Tratando de esquivar los baldados de estiércol que los trolls de Petro vaciaban sobre mí, intentando responder a sus madrazos con eufemismos que por supuesto en Twitter resultan incomprensibles (solo lo explícito y vulgar triunfa en las redes sociales, como lo demuestra el triunfo de Trump), me pasó algo lamentable: perdí el avión que me llevaba a Madrid y a la Feria del Libro de Casablanca. Al darme cuenta del efecto nocivo y distractor que Twitter estaba teniendo en mí, resolví desactivar la cuenta, y me prometí no volver a meterme en discusiones políticas por ahí. Fue como cuando un alcohólico toca fondo y tiene lagunas. La cosa no podía seguir así. Me derrotó tanta porquería y me rendí.
He dejado pasar tres semanas para poder contar esto con serenidad, sin rabia, sin emoción. También para explicar, brevemente, que no me rendí porque hubiera dicho una mentira, sino porque no soporté más los insultos, las calumnias y las amenazas de los bots, los trolls, los fans y los plumíferos de Petro. Cuando dije que Carlos Gaviria me había contado que Petro le había cambiado las actas en una reunión del Polo, no lo hice (como se me acusó) calculando que no se me podía desmentir porque estaba usando las palabras de un muerto. Lo escribí sin hacer ningún cálculo, como fue, tal como Carlos me lo había contado.
Pero ese tuit, por supuesto, tenía la fragilidad de que su fuente fuera una persona ya fallecida.
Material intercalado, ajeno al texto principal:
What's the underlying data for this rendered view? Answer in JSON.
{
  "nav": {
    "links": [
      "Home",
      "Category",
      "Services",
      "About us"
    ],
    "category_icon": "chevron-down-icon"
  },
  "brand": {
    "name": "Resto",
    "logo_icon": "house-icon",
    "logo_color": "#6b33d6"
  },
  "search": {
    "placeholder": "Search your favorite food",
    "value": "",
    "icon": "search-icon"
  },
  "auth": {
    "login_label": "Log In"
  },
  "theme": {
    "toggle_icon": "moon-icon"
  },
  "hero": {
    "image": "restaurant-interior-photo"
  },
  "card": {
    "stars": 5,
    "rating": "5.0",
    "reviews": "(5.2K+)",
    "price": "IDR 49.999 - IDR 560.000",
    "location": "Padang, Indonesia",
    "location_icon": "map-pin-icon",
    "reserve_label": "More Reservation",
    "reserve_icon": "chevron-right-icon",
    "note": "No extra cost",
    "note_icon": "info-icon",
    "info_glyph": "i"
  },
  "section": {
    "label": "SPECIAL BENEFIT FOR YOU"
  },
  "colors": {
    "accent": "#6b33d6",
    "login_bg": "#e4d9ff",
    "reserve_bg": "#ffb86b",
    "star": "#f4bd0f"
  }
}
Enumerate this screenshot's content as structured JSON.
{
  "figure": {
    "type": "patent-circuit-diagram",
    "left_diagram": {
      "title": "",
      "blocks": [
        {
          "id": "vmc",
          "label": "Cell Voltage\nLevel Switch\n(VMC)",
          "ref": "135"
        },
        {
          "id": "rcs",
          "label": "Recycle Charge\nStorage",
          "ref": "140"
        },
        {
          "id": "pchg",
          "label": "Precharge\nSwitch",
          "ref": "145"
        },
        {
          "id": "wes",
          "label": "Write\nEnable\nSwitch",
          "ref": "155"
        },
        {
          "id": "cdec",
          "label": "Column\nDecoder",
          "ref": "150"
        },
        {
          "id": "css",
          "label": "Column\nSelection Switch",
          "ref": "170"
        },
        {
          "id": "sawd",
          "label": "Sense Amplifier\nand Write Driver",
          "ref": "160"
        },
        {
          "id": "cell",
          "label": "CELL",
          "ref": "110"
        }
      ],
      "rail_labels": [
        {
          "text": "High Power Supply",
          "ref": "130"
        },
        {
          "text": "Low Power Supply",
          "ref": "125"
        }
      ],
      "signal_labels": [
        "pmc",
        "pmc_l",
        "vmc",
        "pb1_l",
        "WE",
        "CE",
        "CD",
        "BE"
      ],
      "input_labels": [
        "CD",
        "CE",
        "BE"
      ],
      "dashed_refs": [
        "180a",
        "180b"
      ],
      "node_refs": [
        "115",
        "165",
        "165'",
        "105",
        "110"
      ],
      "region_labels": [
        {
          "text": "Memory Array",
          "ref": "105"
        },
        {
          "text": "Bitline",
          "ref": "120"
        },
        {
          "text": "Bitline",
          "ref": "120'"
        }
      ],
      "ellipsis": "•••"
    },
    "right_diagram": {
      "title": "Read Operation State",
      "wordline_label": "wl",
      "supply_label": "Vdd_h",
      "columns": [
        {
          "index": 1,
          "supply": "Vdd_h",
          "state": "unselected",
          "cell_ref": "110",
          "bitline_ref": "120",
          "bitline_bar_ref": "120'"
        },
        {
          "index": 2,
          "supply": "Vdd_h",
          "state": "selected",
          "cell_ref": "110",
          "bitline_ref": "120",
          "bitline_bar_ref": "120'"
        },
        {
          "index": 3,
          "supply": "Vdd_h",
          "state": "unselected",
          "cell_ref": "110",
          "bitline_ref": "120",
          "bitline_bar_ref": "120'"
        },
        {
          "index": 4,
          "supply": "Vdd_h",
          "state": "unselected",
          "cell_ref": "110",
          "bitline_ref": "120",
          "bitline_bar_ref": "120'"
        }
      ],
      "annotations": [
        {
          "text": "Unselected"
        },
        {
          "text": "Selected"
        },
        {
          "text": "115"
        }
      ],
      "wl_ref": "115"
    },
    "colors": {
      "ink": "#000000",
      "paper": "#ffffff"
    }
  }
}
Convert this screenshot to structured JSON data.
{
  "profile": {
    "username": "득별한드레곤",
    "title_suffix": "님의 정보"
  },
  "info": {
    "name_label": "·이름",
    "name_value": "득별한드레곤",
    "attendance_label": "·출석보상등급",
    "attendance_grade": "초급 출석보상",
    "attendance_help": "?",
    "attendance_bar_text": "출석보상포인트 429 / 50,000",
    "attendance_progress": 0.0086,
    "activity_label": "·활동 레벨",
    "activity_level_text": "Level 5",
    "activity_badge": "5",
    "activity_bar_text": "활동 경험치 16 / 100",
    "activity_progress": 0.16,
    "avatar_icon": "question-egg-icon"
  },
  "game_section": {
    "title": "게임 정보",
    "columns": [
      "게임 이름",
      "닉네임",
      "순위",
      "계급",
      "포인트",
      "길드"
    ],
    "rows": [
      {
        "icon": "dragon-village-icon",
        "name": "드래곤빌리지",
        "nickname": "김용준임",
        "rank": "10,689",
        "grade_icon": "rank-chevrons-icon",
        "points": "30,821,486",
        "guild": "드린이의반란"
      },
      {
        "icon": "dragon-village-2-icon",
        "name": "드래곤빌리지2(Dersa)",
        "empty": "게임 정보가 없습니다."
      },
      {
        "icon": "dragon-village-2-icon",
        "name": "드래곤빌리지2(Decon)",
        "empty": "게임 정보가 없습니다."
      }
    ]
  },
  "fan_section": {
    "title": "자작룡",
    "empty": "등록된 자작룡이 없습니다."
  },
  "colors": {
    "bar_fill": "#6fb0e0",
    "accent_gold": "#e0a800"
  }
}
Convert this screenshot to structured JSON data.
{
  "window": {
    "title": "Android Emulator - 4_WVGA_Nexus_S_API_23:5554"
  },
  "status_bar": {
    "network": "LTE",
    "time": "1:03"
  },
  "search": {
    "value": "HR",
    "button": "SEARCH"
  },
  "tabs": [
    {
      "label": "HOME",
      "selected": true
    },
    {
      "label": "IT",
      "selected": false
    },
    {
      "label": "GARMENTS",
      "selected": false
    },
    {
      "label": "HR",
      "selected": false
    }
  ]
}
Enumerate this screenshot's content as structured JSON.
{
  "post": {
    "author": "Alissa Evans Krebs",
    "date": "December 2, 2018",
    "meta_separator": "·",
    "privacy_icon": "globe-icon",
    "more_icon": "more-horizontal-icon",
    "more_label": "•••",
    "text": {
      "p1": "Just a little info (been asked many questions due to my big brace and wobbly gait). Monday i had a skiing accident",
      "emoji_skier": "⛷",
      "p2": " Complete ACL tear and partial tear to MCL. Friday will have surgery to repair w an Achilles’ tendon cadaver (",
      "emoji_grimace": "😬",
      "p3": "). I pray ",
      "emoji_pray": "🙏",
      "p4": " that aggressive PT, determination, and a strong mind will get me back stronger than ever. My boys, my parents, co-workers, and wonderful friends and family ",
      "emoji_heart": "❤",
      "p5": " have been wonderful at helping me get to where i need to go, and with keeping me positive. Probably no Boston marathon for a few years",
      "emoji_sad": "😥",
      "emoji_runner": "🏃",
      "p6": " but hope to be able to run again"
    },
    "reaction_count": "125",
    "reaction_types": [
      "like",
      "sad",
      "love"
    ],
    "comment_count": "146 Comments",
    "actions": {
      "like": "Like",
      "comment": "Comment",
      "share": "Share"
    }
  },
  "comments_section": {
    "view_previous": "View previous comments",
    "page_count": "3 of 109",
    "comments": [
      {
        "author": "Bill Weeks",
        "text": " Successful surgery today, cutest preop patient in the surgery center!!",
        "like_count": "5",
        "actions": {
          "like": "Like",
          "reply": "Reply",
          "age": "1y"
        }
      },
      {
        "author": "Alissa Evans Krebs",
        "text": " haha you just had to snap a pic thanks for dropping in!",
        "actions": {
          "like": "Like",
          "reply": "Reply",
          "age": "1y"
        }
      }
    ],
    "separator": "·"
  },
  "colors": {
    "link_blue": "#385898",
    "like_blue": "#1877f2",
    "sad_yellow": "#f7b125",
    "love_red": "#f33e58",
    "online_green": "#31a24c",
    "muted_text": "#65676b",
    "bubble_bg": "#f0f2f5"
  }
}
Se me preguntó, con razón, por qué Carlos Gaviria no había acusado a Petro públicamente, y por qué en cambio públicamente lo había apoyado cuando fue candidato presidencial del Polo. Lo voy a explicar.
Ante todo les cuento cómo fue lo de los documentos cambiados. Petro mismo lo tiene que recordar pues fue en un congreso del Polo en el Hotel Bacatá en el que le pidieron que su esposa no se quedara, por no pertenecer a la dirección del partido. La reunión, a puerta cerrada, duró el día entero. Ya por la noche, en pequeños grupos, cada comisión debía redactar uno de los puntos acordados arduamente durante el día. La comisión de Petro cambió lo acordado y Carlos protestó. Lo corrigieron. Era muy tarde y resolvieron leer al día siguiente, con más calma, el documento final. Al día siguiente volvieron a leer el acuerdo redactado por la comisión de Petro: una vez más el mismo “error” de la noche anterior. El error no era un detalle: consistía en si los gastos del partido eran aprobados por el presidente del Polo (Gaviria), o por el secretario (Navarro, aliado de entonces de Petro). Fue tal la furia de Gaviria que los tramposos se rasgaron las vestiduras, y volvieron a corregir. Hay testigos. Carlos no lo denunció para proteger la unidad del Polo, y por ese mismo motivo de disciplina apoyó la candidatura de Petro, una sola vez, cuando este le ganó la consulta. No porque sintiera respeto por él.
Ahora una cuña para las elecciones del domingo. Para el Senado aconsejo votar por alguien decente de verdad: Mockus, Angélica Lozano o Iván Marulanda. En Cámara de Bogotá y Antioquia apoyo a dos verdes jóvenes: Juanita Goebertus y Daniel Duque, ambos el 110. En el Valle, a otra verde limpia: Catalina Ortiz.